Reporting  (CMM July 9) Pascale Quester’s plans for Swinburne U (“I am going to pare down everything that doesn’t speak to technology or science”) CMM stated the university does not teach Italian. Two staff do – although you have to look harder than CMM did to find the four units they offer.

Academics unhappy with HE management

Margaret Sims has a new book on HE in Australia, Bullshit Towers: neoliberalism and managerialism in universities, (Peter Lang)

University staff are de-professionalised, disrespected and disregarded and managers increasingly define themselves as ‘the university’,” she argues.

In 2016 Professor Sims, then at UNE, was a member of council but the university argued she could not receive complete meetings papers because as president of the campus branch of the National Tertiary Education Union she had “a material interest” in some matters.
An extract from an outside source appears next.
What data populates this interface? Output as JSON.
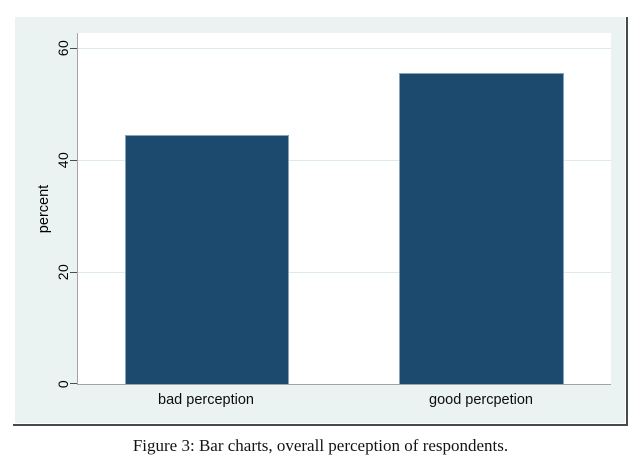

A dispute over this ended up in the Federal Court, but was withdrawn by UNE, with management, union and Professor Sims agreeing that council members should declare any material interest but there was no inherent conflict in a council member being an NTEU officer, (CMM June 24 October 4 2016.

Alessandro Pelizzon, Renaud Joannes-Boyau and Martin Young (Southern Cross U) are also unhappy with the way universities are managed

They have  written  an open letter state and federal ministers, now circulating on-line, about the failures of university councils, and the executives they appoint.

“Most university councils have ceased to be transparently accountable to either the universities on whose behalf they are legally intended to act or to the larger political community. Furthermore, the current executive cadre appointed by these increasingly autocratic councils, far from displaying the degree of excellence of the past, is instead often comprised of astonishingly well-paid, often institution-hopping, administrators without any long-term institutional knowledge and memory,” they and signatories from 24 other universities, state.

They propose councils “are made accountable to both the university on whose behalf they operate and the larger body politics” and “all senior and middle-executive roles are selected through internal processes rather than through a commercial corporate recruitment strategy.”

 

Appointments, achievements

Tony Hughes-d’Aeth is appointed chair of Australian Literature at UWA. It’s an internal appointment.

A learned reader advises the Institute of Analytics Professionals of Australia has named its top 25 analytics leaders including from HE, Lex Antic (ANU), Behrooz Hassani Mahmooei (Monash U), Gordon McDonald (Uni Sydney), Craig Napier (UTS) and William Yeoh (Deakin U).

George Lawson (ANU) receives the Hedley Bull Prize in International Relations from the European Consortium for Political Research. The award is for Anatomies of Revolution, “a novel account” of how they “begin, unfold and end,” (Cambridge UP).

Robyn Murphy (life sciences, La Trobe U) is named president-elect of the Australian Physiological Society.